How to kill a rosemary tree

Hubby started the South Beach diet ( more on that in a later post ) and a lot of the recipes call for fresh rosemary. I can't get fresh rosemary here so I have been using dried. I found this beautiful little rosemary tree in the store for $10 so I picked it up. I took it home and lovingly read the care instructions which said "Water when soil feels dry". I stuck my finger in the dirt and it felt dry, so I watered it well and set it on my counter to brighten my kitchen for the holidays. I went about my day and when I came into the kitchen a few hours later, my tree was gone! I looked and looked and couldn't find it. Now, I know it didn't grow legs and walk away so I rounded up the usual suspects and demanded to know what they did with my tree. I was met with blank stares and "I dunno, what tree?"

Argghhhhh! You know the only tree in the house!

"Ohhhh, that tree! It's over here behind us in front of the fire."
I grabbed my tree from the intense heat and placed it back on the counter. I noticed a few of the branches in the back were wilting where they had been too close to the fire. I thought it must be dried out so I watered it again. The next day the wilted branches were black and there were tons more wilted branches. I panicked and watered it again. A few days later, half the tree was black and the other half was wilted. Yikes! It must need more water!
I did some research online and found out that these plants like poor soil that drains well and very little water. I rushed out and bought a clay pot and transplanted my poor tree. It was seriously root bound and actually dripping wet. I was actually able to wring out the roots before I seperated them and transplanted it into the clay pot. I used some potting soil that was extremely dry and I am hoping I can save it. I still see a very very small ammount of green so hopefully it will pull through. I doubt it will ever look like it did before, it was 2 years old already. But if I can get it well enough to actually use some of it in my cooking from time to time, I will be happy.
And that my friends is how you kill a rosemary tree.


  1. I faced the same problem with a Ficus tree, and some Impatiens my mother gave me once.

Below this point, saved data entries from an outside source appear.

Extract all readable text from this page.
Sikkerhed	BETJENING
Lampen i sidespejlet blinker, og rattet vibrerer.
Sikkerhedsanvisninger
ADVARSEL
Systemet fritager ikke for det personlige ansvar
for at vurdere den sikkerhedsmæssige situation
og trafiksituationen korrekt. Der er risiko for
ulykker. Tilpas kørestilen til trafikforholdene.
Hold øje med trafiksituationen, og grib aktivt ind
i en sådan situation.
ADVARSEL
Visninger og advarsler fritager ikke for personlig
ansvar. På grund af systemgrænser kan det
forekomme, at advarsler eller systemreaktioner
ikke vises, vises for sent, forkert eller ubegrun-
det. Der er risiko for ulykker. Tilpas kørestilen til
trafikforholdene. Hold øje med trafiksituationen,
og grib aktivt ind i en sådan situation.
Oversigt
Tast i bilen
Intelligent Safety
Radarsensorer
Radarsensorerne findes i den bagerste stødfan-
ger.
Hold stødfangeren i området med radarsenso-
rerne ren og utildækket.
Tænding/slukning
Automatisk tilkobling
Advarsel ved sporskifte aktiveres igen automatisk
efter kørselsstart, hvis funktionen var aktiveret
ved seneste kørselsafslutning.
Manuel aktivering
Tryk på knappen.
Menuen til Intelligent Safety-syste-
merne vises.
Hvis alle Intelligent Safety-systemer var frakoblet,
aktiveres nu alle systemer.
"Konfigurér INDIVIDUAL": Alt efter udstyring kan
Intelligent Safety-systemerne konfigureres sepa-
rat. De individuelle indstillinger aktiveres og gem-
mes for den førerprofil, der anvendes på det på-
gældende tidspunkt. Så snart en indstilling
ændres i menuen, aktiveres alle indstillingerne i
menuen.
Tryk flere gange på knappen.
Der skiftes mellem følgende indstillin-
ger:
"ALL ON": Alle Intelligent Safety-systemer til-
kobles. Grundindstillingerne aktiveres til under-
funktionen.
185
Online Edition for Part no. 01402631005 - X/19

    It turns out that both are like your rosemary tree. Only my rule got simple for those two plants. For Ficus tree and for Impatiens, I would wait until the leaves noticeably droop before watering. The Ficus turned out pretty well, until I tried moved from Minnesota to California - and gave the tree to a friend, I think.

    The Impatiens, once I got the hang of watering the things, did well also.

    You might stop by a nursery and ask about a water meter. A water meter is a gadget that you stick into the pot when you wonder if you need to water, and it waves a needle about to let you think you measured the water. Use it as a hint, and it can help maintain a healthy amount of water for the plant. Once you get a feeling for what kind of hint on the water meter that each plant needs.

    Aloe and Pothos plants are fairly easy keepers, and the Aloe Vera is good for poison ivy/poison oak burns and burns from fires, too. It worked a heck of a lot better and faster on my poison ivy than calamine lotion or anything else I could get hold of.


  2. Brad,
    I can kill even an aloe plant. I have done so on many occasions. The rosemary tree is a total loss. It is completely dead.